Bug 476996

Summary: JobRouter's status hook output not saved to Schedd
Product: Red Hat Enterprise MRG Reporter: Matthew Farrellee <matt>
Component: gridAssignee: Robert Rati <rrati>
Status: CLOSED ERRATA QA Contact: Jeff Needle <jneedle>
Severity: medium Docs Contact:
Priority: medium    
Version: 1.0CC: jsarenik
Target Milestone: 1.1.1   
Target Release: ---   
Hardware: All   
OS: Linux   
Whiteboard:
Fixed In Version: Doc Type: Bug Fix
Doc Text:
Story Points: ---
Clone Of: Environment:
Last Closed: 2009-04-21 16:19:07 UTC Type: ---
Regression: --- Mount Type: ---
Documentation: --- CRM:
Verified Versions: Category: ---
oVirt Team: --- RHEL 7.3 requirements from Atomic Host:
Cloudforms Team: --- Target Upstream Version:
Embargoed:

Description Matthew Farrellee 2008-12-18 15:21:36 UTC
The JobRouter's status hook outputs a dest_ad, but only pieces of that ad are written back to the Schedd, specifically not the EC2JobSuccessful attribute. This means a JobRouter crash could cause the loss of the EC2JobSuccessful information, if it isn't output by every invocation of the status hook.

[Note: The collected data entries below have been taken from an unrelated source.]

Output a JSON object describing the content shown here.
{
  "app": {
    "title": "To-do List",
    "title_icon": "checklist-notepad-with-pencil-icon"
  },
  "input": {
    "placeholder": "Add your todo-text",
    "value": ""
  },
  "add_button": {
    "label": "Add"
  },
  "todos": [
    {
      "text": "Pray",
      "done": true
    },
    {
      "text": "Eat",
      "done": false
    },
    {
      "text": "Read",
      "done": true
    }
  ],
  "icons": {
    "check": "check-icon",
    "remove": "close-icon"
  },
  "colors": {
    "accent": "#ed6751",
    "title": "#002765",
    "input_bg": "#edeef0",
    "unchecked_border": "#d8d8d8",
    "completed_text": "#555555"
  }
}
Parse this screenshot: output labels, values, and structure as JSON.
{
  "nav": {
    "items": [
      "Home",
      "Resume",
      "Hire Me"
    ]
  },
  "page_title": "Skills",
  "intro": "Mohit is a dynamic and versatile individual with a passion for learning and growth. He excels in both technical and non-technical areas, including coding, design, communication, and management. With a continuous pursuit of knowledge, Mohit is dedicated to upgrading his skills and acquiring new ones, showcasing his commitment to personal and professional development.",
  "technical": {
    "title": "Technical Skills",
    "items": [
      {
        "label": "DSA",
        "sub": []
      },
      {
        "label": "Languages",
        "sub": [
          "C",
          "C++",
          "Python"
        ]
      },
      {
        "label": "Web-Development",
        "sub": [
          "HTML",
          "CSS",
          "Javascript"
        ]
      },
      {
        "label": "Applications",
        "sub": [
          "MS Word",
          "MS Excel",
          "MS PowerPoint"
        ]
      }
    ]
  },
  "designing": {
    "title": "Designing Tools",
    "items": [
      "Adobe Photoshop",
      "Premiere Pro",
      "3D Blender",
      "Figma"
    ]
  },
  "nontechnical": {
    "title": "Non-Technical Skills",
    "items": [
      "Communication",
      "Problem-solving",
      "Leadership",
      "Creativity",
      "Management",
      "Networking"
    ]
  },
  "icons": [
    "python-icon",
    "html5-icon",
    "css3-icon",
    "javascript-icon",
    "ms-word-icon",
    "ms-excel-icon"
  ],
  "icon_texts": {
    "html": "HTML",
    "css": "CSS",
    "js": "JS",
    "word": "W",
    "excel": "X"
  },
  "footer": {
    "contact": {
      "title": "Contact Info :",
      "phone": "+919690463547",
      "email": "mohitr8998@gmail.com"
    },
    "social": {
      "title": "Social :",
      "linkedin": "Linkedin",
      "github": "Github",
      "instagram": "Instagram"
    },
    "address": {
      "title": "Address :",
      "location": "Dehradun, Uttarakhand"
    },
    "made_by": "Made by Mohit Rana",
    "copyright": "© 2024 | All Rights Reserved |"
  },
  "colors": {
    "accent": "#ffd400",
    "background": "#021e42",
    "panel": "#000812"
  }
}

Deeper issue is what to send to the Schedd. You don't want multiple writers for any given attribute.

Comment 1 Matthew Farrellee 2008-12-18 15:28:09 UTC
Even if EC2JobSuccessful is output on every invocation of the status hook, there may not be a guarantee that the status hook will be invoked when the JR returns.

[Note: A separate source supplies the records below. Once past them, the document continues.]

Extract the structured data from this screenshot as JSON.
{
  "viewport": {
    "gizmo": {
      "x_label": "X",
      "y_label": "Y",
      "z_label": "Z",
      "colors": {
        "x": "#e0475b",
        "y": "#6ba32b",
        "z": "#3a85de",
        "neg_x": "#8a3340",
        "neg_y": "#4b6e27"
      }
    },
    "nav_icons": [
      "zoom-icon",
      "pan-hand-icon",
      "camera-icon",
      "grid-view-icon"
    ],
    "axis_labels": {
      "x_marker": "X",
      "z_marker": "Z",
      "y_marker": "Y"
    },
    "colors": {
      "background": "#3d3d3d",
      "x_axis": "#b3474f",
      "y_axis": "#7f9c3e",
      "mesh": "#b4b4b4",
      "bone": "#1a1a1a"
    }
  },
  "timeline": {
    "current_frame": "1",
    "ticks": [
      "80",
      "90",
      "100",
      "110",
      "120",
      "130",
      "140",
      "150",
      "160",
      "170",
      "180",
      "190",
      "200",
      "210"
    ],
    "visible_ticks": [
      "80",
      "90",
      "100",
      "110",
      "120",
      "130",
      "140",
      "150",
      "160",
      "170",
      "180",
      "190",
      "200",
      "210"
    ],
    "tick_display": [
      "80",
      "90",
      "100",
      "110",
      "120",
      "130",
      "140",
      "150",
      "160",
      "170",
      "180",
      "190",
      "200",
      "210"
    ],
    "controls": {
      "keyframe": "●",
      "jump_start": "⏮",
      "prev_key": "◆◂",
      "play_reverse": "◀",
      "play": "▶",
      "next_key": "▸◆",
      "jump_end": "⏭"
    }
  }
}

Comment 2 Robert Rati 2009-01-19 15:19:52 UTC
The status hook's output will now be updated in the routed job's stats and sent to the schedd.  Updates should be seen in condor_q and condor_history.

Note: Only attributes that condor doesn't normally write should be returned from the status hook.  Currently, only MyType and TargetType are prevented from being updated and the returned attributes are the responsibility of the hook writer.

Fixed in:
condor-7.2.0-4

Comment 5 Robert Rati 2009-03-06 21:13:54 UTC
This can be observed by running condor_[q|history] -l <cluster.job> for the source/dest job.  Attrs to look for:

EC2JobSuccessul
EC2RunAttempts

Comment 6 Jan Sarenik 2009-03-11 09:18:19 UTC
I can see EC2RunAttempts in both source and dest (routed to EC2) job.
No EC2JobSuccessful though, maybe because I am not able to successfully
run any job in EC at the moment.

Is this proof sufficient to mark this bug as verified?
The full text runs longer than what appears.